Awan hitam yang menyelimuti Republik Verbena membuat siapa saja enggan bepergian keluar. Badai yang tengah mengamuk membawa angin kencang dan gemuruh petir serta hujan deras yang datang tanpa memberi kabar, menyebarkan keresahan juga rasa khawatir akan adanya bencana dan malapetaka.
Tuhan bagai memberi teguran atas tindak kejahatan ciptaannya terhadap ciptaannya yang lain. Sebuah kejahatan yang tidak termaafkan, tidak berprikemanusiaan, yaitu pemutusan paksa kehidupan seseorang. Bukan hanya satu, namun empat nyawa dilayangkannya sekaligus.
Atmosfer yang membeku kini memenuhi ruangan dingin itu. Tatapan penuh kebencian dan dendam seakan membutakan panca indra wanita bersurai coklat tersebut. Mata sembabnya semakin memerah, darah yang bergejolak memanaskan emosi yang sedang kacau balau. Rahangnya mengeras ketika mengingat nama yang Rostlet sebutkan pada detik-detik kehidupannya, dan kini sang pemilik nama berada tepat di depan matanya.
'I hate you, Aston.' Alora berbicara dalam hati.
Pria bersurai hitam itu menatap Alora iba, tanpa menyadari sebuah kebencian dan dendam sedang dibisikkannya di balik iris biru tersebut.

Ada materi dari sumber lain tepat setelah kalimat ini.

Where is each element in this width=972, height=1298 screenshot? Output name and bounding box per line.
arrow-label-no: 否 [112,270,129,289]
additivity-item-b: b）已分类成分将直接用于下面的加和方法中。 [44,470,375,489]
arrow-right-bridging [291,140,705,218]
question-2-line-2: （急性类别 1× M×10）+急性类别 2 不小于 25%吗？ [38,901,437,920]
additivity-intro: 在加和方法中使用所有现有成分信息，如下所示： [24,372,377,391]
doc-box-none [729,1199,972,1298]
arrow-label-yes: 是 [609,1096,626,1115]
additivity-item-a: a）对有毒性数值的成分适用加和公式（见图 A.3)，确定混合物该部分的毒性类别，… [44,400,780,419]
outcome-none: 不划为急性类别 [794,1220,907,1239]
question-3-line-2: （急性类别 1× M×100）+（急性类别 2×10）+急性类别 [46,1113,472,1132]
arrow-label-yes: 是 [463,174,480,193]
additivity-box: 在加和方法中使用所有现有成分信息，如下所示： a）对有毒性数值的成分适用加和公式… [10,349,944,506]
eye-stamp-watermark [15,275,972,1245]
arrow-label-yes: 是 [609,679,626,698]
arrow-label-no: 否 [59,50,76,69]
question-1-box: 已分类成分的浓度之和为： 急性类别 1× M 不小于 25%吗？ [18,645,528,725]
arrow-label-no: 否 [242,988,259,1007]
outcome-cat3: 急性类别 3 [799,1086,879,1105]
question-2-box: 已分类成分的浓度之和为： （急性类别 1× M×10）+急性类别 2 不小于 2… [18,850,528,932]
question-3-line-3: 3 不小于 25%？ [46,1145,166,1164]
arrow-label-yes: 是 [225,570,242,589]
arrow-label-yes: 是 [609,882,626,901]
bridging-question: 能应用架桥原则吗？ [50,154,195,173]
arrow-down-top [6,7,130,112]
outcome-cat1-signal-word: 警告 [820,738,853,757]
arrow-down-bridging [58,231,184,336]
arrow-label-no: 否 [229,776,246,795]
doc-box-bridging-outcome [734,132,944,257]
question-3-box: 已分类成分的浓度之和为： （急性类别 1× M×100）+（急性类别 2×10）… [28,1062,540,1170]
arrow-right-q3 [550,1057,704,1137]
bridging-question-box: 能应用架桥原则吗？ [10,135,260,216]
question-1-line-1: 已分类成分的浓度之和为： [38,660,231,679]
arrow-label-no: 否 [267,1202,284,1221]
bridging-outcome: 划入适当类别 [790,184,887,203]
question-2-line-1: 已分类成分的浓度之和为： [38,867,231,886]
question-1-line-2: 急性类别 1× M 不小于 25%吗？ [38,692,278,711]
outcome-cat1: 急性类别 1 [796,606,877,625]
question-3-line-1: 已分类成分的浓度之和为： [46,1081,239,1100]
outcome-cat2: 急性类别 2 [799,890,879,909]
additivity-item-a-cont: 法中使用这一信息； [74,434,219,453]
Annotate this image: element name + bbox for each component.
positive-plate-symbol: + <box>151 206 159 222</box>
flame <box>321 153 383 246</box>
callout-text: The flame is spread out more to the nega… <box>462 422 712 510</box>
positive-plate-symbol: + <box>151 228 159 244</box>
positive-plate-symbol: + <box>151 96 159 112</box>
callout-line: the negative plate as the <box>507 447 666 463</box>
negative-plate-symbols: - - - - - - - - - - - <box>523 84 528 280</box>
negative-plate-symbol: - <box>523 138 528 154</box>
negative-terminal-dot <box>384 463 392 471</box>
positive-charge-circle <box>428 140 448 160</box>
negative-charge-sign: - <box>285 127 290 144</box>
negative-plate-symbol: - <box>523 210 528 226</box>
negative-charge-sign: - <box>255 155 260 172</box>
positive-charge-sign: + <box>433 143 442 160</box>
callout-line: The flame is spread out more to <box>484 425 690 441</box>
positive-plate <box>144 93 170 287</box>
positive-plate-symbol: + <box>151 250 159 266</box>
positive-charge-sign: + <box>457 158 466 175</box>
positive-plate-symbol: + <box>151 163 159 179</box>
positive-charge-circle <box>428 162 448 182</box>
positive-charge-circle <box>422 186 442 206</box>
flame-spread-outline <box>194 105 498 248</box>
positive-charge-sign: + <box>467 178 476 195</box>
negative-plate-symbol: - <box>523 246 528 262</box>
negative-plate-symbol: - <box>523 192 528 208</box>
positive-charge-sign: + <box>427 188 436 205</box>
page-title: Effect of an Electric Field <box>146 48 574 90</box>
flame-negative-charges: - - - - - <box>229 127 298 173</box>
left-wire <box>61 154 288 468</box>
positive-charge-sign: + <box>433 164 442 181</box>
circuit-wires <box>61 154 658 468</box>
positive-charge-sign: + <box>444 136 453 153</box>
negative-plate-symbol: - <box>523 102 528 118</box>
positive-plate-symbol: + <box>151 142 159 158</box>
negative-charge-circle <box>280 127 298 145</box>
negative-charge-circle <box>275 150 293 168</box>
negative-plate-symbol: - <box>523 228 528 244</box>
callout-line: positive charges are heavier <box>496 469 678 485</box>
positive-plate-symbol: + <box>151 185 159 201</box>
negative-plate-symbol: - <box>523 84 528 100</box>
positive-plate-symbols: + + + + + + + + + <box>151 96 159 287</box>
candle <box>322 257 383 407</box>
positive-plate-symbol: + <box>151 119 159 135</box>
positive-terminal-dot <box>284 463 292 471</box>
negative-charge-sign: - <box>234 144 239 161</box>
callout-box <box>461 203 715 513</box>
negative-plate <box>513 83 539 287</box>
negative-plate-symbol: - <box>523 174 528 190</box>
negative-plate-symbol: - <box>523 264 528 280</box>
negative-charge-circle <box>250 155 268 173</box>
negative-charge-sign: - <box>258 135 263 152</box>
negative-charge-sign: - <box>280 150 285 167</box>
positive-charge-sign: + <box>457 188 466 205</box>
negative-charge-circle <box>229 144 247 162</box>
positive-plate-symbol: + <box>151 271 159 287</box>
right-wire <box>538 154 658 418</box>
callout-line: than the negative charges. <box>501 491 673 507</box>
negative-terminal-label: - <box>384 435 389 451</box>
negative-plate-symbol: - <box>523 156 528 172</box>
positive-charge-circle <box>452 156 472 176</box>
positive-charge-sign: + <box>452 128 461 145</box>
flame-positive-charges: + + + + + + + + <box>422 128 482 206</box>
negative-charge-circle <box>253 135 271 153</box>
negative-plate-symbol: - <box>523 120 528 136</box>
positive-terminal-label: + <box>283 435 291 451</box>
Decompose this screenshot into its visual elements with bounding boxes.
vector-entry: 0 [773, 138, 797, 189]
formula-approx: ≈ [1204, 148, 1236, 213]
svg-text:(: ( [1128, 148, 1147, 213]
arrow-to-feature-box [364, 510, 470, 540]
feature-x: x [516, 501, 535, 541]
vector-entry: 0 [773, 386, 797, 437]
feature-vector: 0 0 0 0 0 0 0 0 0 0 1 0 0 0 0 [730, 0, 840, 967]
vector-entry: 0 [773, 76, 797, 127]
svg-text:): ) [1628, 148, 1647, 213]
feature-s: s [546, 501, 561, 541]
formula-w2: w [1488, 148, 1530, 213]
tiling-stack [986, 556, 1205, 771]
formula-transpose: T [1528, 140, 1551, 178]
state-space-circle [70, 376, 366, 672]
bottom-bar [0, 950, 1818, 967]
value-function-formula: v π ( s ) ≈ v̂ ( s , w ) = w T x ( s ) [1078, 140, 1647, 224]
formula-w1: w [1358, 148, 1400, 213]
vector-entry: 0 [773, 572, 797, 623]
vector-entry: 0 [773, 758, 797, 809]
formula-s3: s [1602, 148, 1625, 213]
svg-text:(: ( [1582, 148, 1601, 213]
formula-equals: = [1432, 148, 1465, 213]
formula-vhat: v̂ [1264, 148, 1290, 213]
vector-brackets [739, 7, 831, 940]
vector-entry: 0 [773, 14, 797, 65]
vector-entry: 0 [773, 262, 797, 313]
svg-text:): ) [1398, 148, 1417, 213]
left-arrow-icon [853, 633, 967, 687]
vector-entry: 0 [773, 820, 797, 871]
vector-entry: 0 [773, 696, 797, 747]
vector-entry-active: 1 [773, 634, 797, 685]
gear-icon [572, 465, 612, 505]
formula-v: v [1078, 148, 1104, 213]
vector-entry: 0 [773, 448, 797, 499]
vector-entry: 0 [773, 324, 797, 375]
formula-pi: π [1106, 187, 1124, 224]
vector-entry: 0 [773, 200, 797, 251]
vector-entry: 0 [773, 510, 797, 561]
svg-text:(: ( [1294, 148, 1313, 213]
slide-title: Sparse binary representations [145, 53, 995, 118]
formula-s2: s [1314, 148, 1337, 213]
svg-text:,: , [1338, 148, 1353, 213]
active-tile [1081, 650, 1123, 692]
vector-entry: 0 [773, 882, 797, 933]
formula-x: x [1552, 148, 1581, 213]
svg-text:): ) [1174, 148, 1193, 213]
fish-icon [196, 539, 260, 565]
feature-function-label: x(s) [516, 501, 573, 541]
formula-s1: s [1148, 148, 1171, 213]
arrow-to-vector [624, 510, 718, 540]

Tangannya terulur menyentuh bahu Alora, namun tepisan kasar kembali wanita itu lakukan. Ia menghembuskan nafas pelan.
“Lady Alora, saya turut berduka atas apa yang kini menimpa anda. Saya—”
“Pergi,” sergahnya memotong perkataan sang lawan bicara.
Aston mendekat dan dengan cepat Alora menjauh. Kentara sekali wanita itu tidak nyaman. Tetapi benak Aston hanya berpikir mental Alora hanya terguncang, tidak lebih.
“Lady, saya tahu Rayn merupakan sahabat anda namun peran dia di samping anda hanya cukup sampai sini. Semua yang terjadi sudah takdir. Tuhan—”
“Jangan menyebutkan nama Tuhan dengan mulut kotor anda di hadapan saya dan jasad sahabat saya. Rayn tidak seharusnya mengalami ini. Dia—dia, Rayn.” Alora menatap jasad Rayn. Air mata yang sempat berhenti kini kembali mengalir, membasahi wajah merah Alora. “Seharusnya yang terkapar itu aku, bukan dirimu. Semua ini salahku,” cicitnya dengan suara yang hampir menghilang.
Aston terdiam memperhatikan Alora yang kembali menangis. Lama kelamaan hatinya ikut berdenyut mendengar tangisan pilu Alora. Tak terasa seuntas cairan bening menetes, dan segera ia hapus. Tanpa memperdulikan peringatan beberapa waktu lalu, Aston dengan cepat mendekap wanita tersebut. Ia memeluknya semakin erat seiring tubuh kecil itu memberontak minta dilepaskan.
“Alora, semua ini bukan salah anda,” bisik Aston. Pria itu mengeratkan dekapannya, tanpa sadar isakan kecil keluar dari bibirnya.
Alora memberontak. Ia dengan keras memukul dada Aston bertubi-tubi berharap pria itu melepaskannya, namun yang terjadi sebaliknya. Emosinya kini bercampur aduk, pikirannya benar-benar kacau. Wanita itu kembali histeris, bahkan tangisnya semakin kencang dibanding sebelumnya. Hingga akhirnya leher Aston yang terbuka lebar menjadi objek lampiasan emosinya.
Ringisan Aston terdengar saat Alora menggigit lehernya. Manik tajamnya terpejam, berusaha menahan rasa sakit pada lehernya. Tangan Aston terulur mengusap surai Alora, sebagai tanda perizinan bagi wanita itu.